Im Mai 2024 erobert Israel das Gebiet
Aus diesem Grund feierte die israelische Armee im Mai die vollständige Einnahme des Philadelphi-Korridors und die Kontrolle über den Grenzposten Rafah als militärischen Erfolg. Ministerpräsident Benjamin Netanyahu will eine Kontrolle über die Südgrenze auch in Zukunft behalten. Ägypten reagiert empört - die ägyptisch-israelischen Beziehungen werden derzeit auf eine harte Probe gestellt.
Ägypten kritisiert Eingriff in Souveränität
"Eine Besatzung des Philadelphi-Korridors wird auf ägyptischer Seite als Eingriff in die eigene Souveränität gesehen", sagt Forscher Roll. "Einige ägyptische Kommentatoren und Politiker sehen hier sogar einen Bruch des Friedensvertrags zwischen Israel und Ägypten."
Die Passage ist auch zum Hauptstreitpunkt der aktuellen Gaza-Gespräche geworden. Israel will eine Präsenz auch nach Ende der Kämpfe in Gaza behalten, die Hamas lehnt das ab.

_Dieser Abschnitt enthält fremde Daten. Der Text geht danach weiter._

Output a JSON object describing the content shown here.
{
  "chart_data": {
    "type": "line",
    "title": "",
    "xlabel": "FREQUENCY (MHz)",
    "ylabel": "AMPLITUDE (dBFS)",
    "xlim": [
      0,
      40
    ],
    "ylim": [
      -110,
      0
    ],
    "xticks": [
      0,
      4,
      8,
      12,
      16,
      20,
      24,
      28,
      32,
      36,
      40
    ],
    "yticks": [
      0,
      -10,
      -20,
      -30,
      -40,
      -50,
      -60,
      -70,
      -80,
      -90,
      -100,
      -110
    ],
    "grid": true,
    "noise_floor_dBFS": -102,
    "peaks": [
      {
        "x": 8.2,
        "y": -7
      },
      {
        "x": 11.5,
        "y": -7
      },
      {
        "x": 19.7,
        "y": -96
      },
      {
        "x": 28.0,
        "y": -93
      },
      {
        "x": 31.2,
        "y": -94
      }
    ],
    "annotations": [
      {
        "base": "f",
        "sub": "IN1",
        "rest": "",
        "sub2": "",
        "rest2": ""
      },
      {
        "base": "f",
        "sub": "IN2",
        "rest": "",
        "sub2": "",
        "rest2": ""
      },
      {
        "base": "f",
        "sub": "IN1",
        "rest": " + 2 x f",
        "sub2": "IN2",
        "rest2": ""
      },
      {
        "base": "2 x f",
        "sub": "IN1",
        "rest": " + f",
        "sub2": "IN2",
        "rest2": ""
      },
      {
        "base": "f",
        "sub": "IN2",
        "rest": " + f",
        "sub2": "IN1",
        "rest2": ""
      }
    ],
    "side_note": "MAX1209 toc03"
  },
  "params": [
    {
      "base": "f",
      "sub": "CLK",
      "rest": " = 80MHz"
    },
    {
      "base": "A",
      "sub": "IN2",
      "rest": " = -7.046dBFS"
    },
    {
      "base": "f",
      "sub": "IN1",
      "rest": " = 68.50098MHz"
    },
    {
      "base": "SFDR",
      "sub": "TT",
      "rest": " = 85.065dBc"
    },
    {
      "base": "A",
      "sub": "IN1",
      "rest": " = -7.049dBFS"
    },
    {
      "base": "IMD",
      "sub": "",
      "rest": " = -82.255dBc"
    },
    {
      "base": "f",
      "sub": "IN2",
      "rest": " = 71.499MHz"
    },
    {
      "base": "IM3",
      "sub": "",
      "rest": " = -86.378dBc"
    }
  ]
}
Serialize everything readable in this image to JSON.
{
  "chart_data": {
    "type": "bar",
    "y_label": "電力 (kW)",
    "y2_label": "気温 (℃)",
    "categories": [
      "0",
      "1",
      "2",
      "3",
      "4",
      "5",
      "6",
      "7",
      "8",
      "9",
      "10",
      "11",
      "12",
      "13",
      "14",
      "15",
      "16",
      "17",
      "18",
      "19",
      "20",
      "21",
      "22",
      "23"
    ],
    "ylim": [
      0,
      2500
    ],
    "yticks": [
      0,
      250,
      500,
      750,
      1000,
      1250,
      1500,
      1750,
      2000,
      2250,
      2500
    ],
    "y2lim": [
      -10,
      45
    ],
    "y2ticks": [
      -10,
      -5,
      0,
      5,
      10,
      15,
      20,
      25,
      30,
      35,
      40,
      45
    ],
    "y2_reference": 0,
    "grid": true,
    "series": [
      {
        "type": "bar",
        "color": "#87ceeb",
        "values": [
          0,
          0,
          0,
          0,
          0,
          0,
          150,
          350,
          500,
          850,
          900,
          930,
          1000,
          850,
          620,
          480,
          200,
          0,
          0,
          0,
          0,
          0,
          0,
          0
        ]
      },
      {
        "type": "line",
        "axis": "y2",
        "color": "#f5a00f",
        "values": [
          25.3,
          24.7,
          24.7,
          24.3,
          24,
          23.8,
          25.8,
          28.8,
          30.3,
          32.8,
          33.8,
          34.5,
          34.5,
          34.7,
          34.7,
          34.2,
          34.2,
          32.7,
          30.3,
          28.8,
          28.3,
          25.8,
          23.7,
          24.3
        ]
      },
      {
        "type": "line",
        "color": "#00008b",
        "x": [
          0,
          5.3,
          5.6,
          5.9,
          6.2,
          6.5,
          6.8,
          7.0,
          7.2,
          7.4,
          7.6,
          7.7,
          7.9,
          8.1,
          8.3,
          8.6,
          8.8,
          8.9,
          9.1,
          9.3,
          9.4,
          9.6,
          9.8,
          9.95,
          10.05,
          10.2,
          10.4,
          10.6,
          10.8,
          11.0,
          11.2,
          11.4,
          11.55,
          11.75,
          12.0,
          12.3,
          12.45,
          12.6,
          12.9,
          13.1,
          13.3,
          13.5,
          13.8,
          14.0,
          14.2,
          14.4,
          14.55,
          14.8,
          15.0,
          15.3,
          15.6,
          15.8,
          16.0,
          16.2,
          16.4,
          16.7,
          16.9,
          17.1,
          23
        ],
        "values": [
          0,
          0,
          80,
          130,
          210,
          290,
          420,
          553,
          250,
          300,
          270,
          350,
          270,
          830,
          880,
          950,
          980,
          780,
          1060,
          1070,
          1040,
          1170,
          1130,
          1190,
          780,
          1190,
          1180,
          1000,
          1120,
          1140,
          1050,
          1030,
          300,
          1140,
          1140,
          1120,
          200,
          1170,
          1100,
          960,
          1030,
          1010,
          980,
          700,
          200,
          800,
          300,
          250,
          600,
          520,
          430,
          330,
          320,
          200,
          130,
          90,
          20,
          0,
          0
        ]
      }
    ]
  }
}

Großes Thema bei Friedensverhandlungen
Ägypten - eigentlich Vermittler im Konflikt - ist an dieser Stelle klar parteiisch. Verschiedene Kompromissvorschläge sind auf dem Tisch - Medienberichten zufolge hatten Israels Verhandlungsführer vorgeschlagen, in dem Korridor acht Beobachtungstürme zur Kontrolle errichten zu lassen.
Die USA hätten einen Gegenvorschlag von zwei Türmen eingebracht. Ägypten lehne jedoch beide Vorschläge mit der Begründung ab, dass solche Türme Israels Militär dauerhaften Zugang zu dem Gebiet verschaffen würden.
Auch die Überlegung, dass eine andere Partei die Grenzsicherung übernehmen könnte, steht im Raum. Im Gespräch sind eine multinationale Truppe, die USA selbst, eine EU-Mission oder ein anderes arabisches Land.